Pengering semprot merupakan pengering untuk bahan berbentuk cair seperti larutan, suspensi atau emulsi menghasilkan produk berbentuk bubuk, butiran atau aglomerat. Menurut Gharsallaoui et al. (2007), pengeringan semprot dapat menghasilkan produk bubuk yang sangat halus dengan ukuran 10-50 µm atau partikel dengan ukuran yang lebih besar, yaitu 2 – 3 mm. Sistem pengeringan tersebut telah digunakan secara komersial untuk pengeringan produk-produk agrokimia, bioteknologi, bahan kimia dasar dan berat, susu, zat pewarna, konsentrat mineral dan bahan farmasi (Mujumdar dan Devahastin 2001).

Tahapan proses pengeringan semprot meliputi atomisasi bahan umpan, kontak antara partikel atomisasi dengan udara pengering, penguapan air dari bahan dan pemisahan bubuk kering dengan aliran udara yang membawanya (Master 1979). Pengering semprot memiliki kelebihan diantaranya produk menjadi kering tanpa bersentuhan dengan permukaan logam panas, suhu produk

rendah meskipun suhu udara pengering yang digunakan cukup tinggi, penguapan air terjadi pada permukaan yang sangat luas sehingga waktu yang dibutuhkan untuk pengeringan hanya beberapa detik saja dan produk akhir yang dihasilkan berbentuk bubuk yang stabil sehingga memudahkan dalam penanganan dan transportasi (Spicer 1974).

Gum Arab

Gum arab atau gum akasia merupakan hasil sekresi dari tanaman jenis akasia. Tanaman ini tersebar luas di daerah tropis dan subtropis. Gum arab merupakan bahan yang memiliki struktur yang kompleks, tetapi secara umum terdiri atas dua fraksi. Fraksi pertama berupa gum (sekitar 70%) yang tersusun atas rantai polisakarida dengan sedikit atau tanpa bahan yang mengandung nitrogen. Fraksi kedua mengandung molekul dengan bobot molekul lebih besar yang mengandung protein (BeMiller dan Whistler 1996).

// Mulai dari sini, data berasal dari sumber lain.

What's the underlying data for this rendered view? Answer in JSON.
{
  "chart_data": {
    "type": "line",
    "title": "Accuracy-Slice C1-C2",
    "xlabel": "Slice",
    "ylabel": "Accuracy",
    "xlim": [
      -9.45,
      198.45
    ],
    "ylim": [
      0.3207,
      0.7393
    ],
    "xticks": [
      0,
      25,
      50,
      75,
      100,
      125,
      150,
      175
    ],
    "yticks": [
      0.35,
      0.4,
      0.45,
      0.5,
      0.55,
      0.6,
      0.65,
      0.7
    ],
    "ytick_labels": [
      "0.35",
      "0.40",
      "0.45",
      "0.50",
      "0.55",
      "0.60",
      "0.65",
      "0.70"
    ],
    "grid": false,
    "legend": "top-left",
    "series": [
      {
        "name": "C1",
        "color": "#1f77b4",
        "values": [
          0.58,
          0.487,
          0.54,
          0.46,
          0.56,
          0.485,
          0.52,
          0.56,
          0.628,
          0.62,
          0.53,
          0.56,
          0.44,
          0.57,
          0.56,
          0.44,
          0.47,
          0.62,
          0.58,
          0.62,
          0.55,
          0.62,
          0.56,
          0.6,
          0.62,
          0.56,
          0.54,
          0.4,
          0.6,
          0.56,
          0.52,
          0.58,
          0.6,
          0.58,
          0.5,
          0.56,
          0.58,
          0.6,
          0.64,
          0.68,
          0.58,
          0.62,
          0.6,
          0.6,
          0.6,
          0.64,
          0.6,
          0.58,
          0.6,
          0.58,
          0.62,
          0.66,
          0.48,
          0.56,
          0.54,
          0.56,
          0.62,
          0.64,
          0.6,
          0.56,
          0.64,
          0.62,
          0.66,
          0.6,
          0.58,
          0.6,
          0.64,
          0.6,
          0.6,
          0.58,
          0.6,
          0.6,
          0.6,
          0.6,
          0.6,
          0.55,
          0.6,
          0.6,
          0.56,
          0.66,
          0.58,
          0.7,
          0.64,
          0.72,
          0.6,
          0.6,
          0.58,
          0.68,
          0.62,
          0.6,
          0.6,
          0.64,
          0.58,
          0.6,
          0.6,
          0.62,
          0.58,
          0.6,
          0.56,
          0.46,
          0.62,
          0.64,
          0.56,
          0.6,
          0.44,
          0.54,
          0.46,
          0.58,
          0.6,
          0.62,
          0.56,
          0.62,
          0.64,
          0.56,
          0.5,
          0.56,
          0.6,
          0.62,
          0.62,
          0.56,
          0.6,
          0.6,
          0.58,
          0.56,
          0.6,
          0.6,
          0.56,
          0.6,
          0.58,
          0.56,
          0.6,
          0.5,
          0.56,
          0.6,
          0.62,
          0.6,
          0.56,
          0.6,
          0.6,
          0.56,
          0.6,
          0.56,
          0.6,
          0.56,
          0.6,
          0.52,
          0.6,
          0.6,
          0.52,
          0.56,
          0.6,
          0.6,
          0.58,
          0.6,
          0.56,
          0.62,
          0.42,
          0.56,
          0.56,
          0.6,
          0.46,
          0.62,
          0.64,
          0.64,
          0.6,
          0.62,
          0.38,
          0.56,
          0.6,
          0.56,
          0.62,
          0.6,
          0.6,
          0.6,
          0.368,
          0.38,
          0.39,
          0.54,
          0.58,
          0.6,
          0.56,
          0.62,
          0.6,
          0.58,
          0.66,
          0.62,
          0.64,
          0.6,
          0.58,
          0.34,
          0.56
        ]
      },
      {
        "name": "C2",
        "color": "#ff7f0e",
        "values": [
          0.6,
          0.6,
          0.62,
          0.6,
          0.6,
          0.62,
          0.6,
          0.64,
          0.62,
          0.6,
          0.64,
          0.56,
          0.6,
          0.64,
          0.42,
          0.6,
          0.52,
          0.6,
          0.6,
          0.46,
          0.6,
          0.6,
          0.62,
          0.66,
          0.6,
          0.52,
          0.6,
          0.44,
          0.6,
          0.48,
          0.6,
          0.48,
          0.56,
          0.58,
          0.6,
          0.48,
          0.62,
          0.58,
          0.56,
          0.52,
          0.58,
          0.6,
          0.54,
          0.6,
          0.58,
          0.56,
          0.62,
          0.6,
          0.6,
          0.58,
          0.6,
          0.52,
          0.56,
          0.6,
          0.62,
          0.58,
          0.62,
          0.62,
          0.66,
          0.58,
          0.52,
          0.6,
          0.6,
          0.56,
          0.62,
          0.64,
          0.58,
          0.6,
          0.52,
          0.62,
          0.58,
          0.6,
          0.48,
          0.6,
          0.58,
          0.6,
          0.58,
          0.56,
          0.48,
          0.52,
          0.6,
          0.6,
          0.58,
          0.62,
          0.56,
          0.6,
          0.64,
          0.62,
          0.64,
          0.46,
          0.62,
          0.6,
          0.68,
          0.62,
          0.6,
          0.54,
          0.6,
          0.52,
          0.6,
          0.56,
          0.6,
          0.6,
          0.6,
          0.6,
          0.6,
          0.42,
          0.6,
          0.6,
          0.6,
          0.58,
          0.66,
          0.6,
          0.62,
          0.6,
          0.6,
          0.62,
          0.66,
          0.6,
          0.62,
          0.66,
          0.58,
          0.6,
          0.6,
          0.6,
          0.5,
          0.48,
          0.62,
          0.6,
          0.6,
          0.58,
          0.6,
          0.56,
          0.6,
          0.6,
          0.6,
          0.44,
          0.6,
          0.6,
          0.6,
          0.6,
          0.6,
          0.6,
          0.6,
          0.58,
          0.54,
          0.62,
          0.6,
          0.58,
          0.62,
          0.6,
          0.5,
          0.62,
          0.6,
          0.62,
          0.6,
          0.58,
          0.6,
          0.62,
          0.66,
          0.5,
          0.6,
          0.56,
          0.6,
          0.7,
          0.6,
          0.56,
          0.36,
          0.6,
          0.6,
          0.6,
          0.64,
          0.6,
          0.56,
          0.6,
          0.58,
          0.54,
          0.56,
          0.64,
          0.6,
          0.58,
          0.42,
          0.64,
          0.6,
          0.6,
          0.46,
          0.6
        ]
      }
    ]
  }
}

Gum arab merupakan senyawa kompleks hetero polisakarida yang terdiri atas L-arabinosa, L-rhamnosa, D-galaktosa dan D-asam glkoronat serta mengandung ion kalsium, magnesium dan kalium. Struktur utama molekulnya adalah unit-unit 1,3 D-galaktopiranosa dengan rantai cabang 1,6 galaktopiranosa sebagai pangkal bagi asam glukoronat atau 4,0-metil glukoronat. Unit monosakarida yang menyusun molekul gum arab terdiri dari D-galaktosa (36,8%), L-arabinosa (30,3%), asam glukoronat (13,8%) dan L-rhamnosa (11,4%) (Glicksman 1969). Gum arab memiliki sifat mudah larut dalam air. Gum arab dibandingkan dengan gum yang lain memiliki tingkat kelarutan yang tinggi dan larutannya memiliki viskositas yang rendah. Oleh karena itu, gum arab cocok digunakan sebagai bahan pengisi pada bahan yang dikeringkan menggunakan pengering semprot. Gum arab telah digunakan secara luas untuk kebutuhan industri, yaitu sebagai pengemulsi, pengisi, penstabil terutama pada industri pangan (seperti pada minuman ringan, sirup, permen karet) serta digunakan pada industri tekstil, percetakan, kosmetik dan farmasi (Ali et al. 2009).